Using the gross domestic product at the end of 2015 published by the International Monetary Fund, Bloomberg reported that the size of South Africa’s economy is $301 billion at the rand’s current exchange rate, while Nigeria’s GDP is $296 billion.
Bloomberg noted that the rand has gained more than 16% against the US currency since the start of 2016, while in contrast, Nigeria’s naira has lost more than a third of its value.
In Afternoon trade on Wednesday, the rand firmed by more than a percent against the dollar, to R13.29.
Nigeria has suffered amid low oil prices, while South Africa is sensitive to shifts in the commodity cycle.
“More than the growth outlook, in the short term the ranking of these economies is likely to be determined by exchange rate movements,” Alan Cameron, an economist at Exotix Partners LLP, told Bloomberg.

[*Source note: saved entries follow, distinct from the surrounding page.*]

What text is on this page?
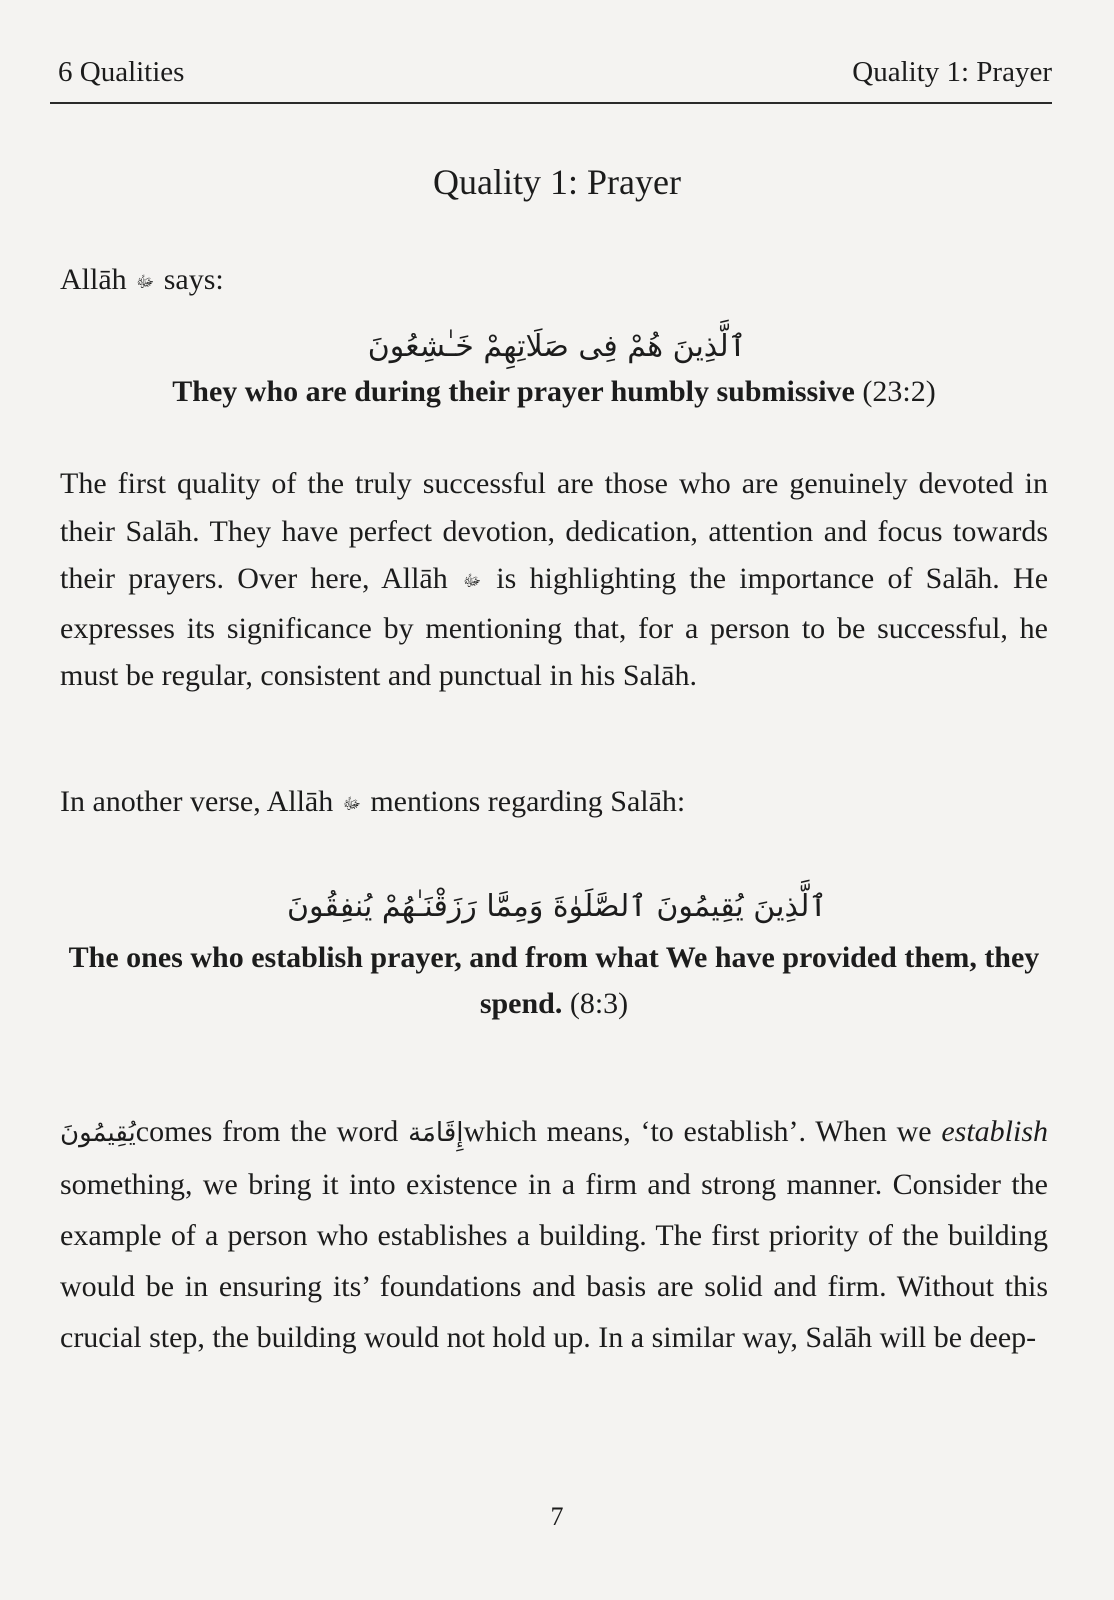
6 Qualities	Quality 1: Prayer
Quality 1: Prayer
Allāh ﷻ says:
ٱلَّذِينَ هُمْ فِى صَلَاتِهِمْ خَـٰشِعُونَ
They who are during their prayer humbly submissive (23:2)
The first quality of the truly successful are those who are genuinely devoted in their Salāh. They have perfect devotion, dedication, attention and focus towards their prayers. Over here, Allāh ﷻ is highlighting the importance of Salāh. He expresses its significance by mentioning that, for a person to be successful, he must be regular, consistent and punctual in his Salāh.
In another verse, Allāh ﷻ mentions regarding Salāh:
ٱلَّذِينَ يُقِيمُونَ ٱلصَّلَوٰةَ وَمِمَّا رَزَقْنَـٰهُمْ يُنفِقُونَ
The ones who establish prayer, and from what We have provided them, they spend. (8:3)
يُقِيمُونَcomes from the word إِقَامَةwhich means, ‘to establish’. When we establish something, we bring it into existence in a firm and strong manner. Consider the example of a person who establishes a building. The first priority of the building would be in ensuring its’ foundations and basis are solid and firm. Without this crucial step, the building would not hold up. In a similar way, Salāh will be deep-
7
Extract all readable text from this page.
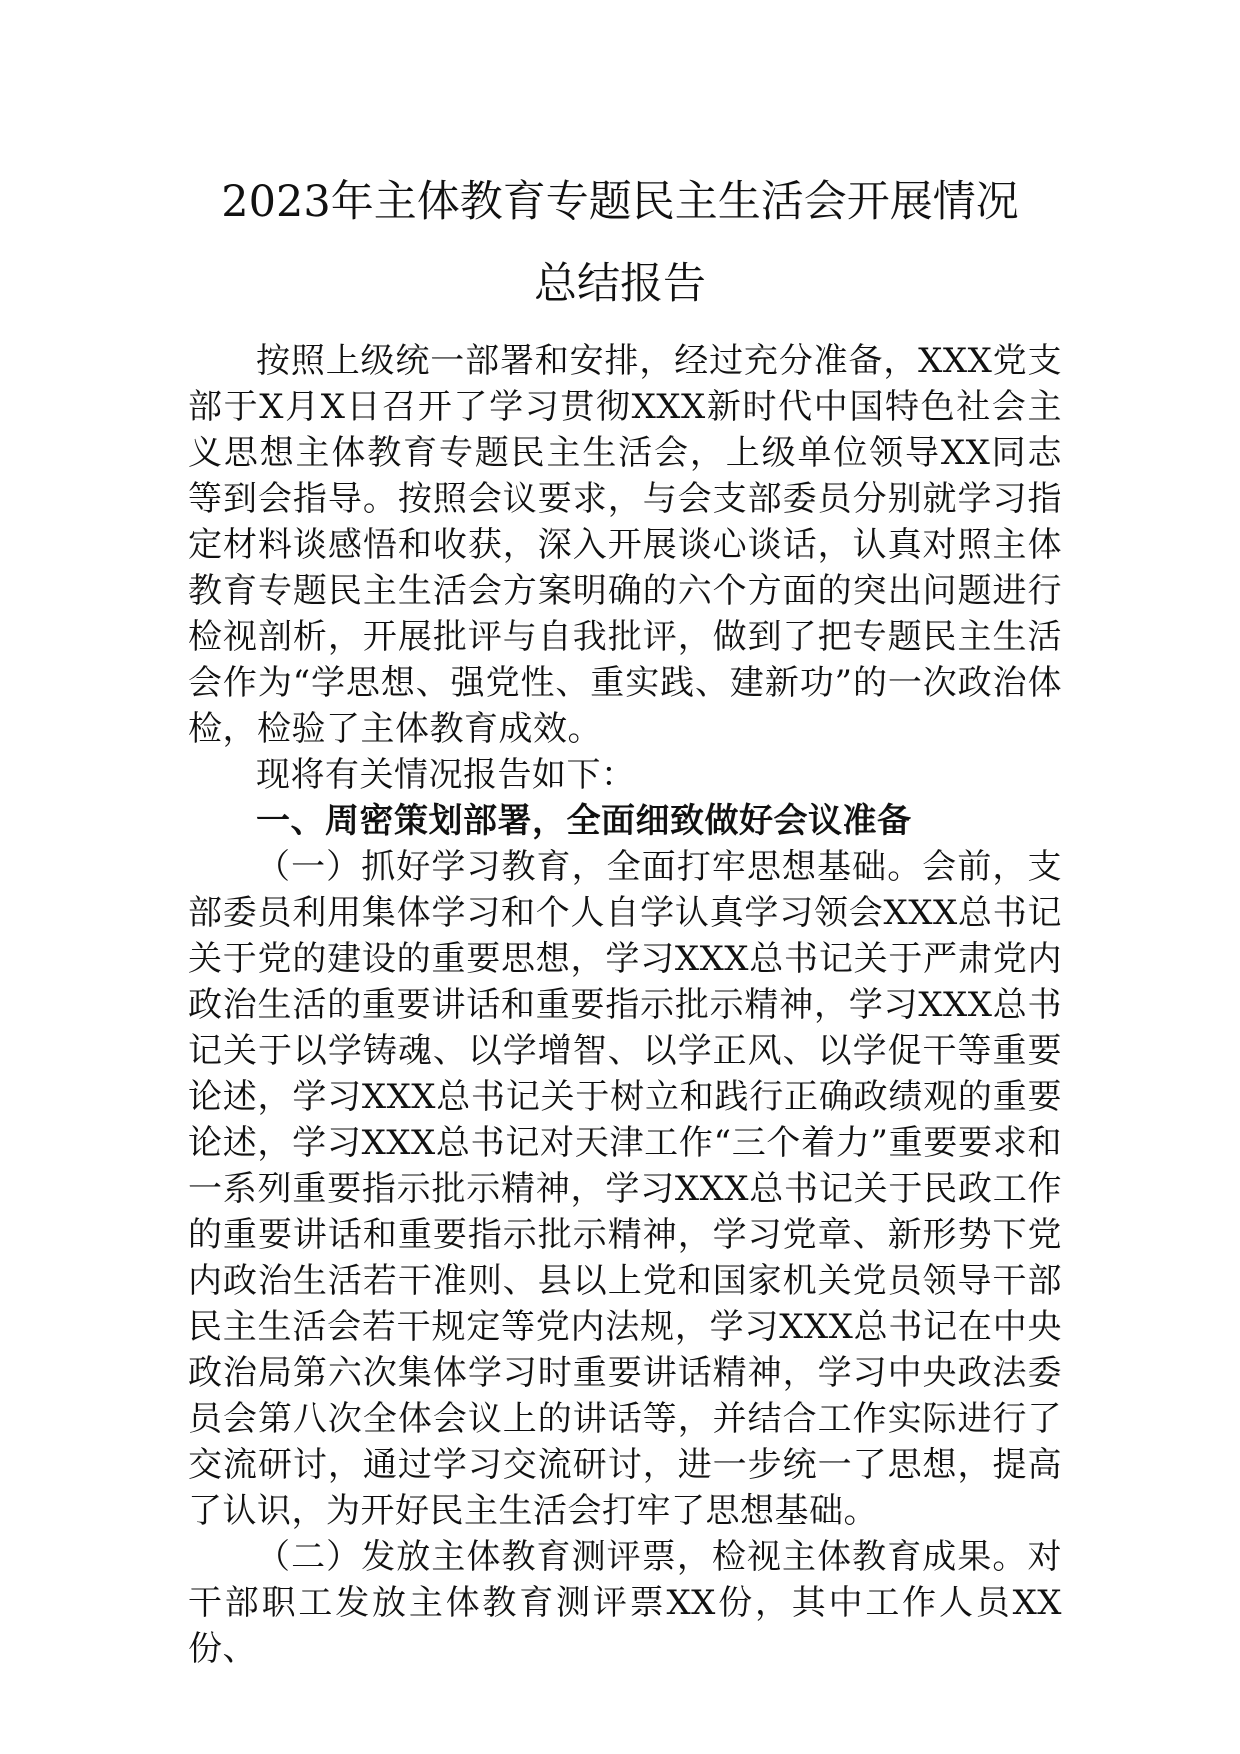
2023年主体教育专题民主生活会开展情况
总结报告

按照上级统一部署和安排，经过充分准备，XXX党支部于X月X日召开了学习贯彻XXX新时代中国特色社会主义思想主体教育专题民主生活会，上级单位领导XX同志等到会指导。按照会议要求，与会支部委员分别就学习指定材料谈感悟和收获，深入开展谈心谈话，认真对照主体教育专题民主生活会方案明确的六个方面的突出问题进行检视剖析，开展批评与自我批评，做到了把专题民主生活会作为“学思想、强党性、重实践、建新功”的一次政治体检，检验了主体教育成效。

现将有关情况报告如下：

一、周密策划部署，全面细致做好会议准备

（一）抓好学习教育，全面打牢思想基础。会前，支部委员利用集体学习和个人自学认真学习领会XXX总书记关于党的建设的重要思想，学习XXX总书记关于严肃党内政治生活的重要讲话和重要指示批示精神，学习XXX总书记关于以学铸魂、以学增智、以学正风、以学促干等重要论述，学习XXX总书记关于树立和践行正确政绩观的重要论述，学习XXX总书记对天津工作“三个着力”重要要求和一系列重要指示批示精神，学习XXX总书记关于民政工作的重要讲话和重要指示批示精神，学习党章、新形势下党内政治生活若干准则、县以上党和国家机关党员领导干部民主生活会若干规定等党内法规，学习XXX总书记在中央政治局第六次集体学习时重要讲话精神，学习中央政法委员会第八次全体会议上的讲话等，并结合工作实际进行了交流研讨，通过学习交流研讨，进一步统一了思想，提高了认识，为开好民主生活会打牢了思想基础。

（二）发放主体教育测评票，检视主体教育成果。对干部职工发放主体教育测评票XX份，其中工作人员XX份、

He said that although Nigeria is unlikely to be unseated as Africa’s largest economy in the long run, “the momentum that took it there in the first place is now long gone.”
While the results of the recent municpal elections is feeding positive sentiment back into the markets, the South African Reserve Bank forecasts zero growth for 2016, while unemployment still remains above 26%.
In July, South Africa stepped past Egypt as the continents’ second largest economy in dollar terms, having dropped behind the North African country earlier in the year.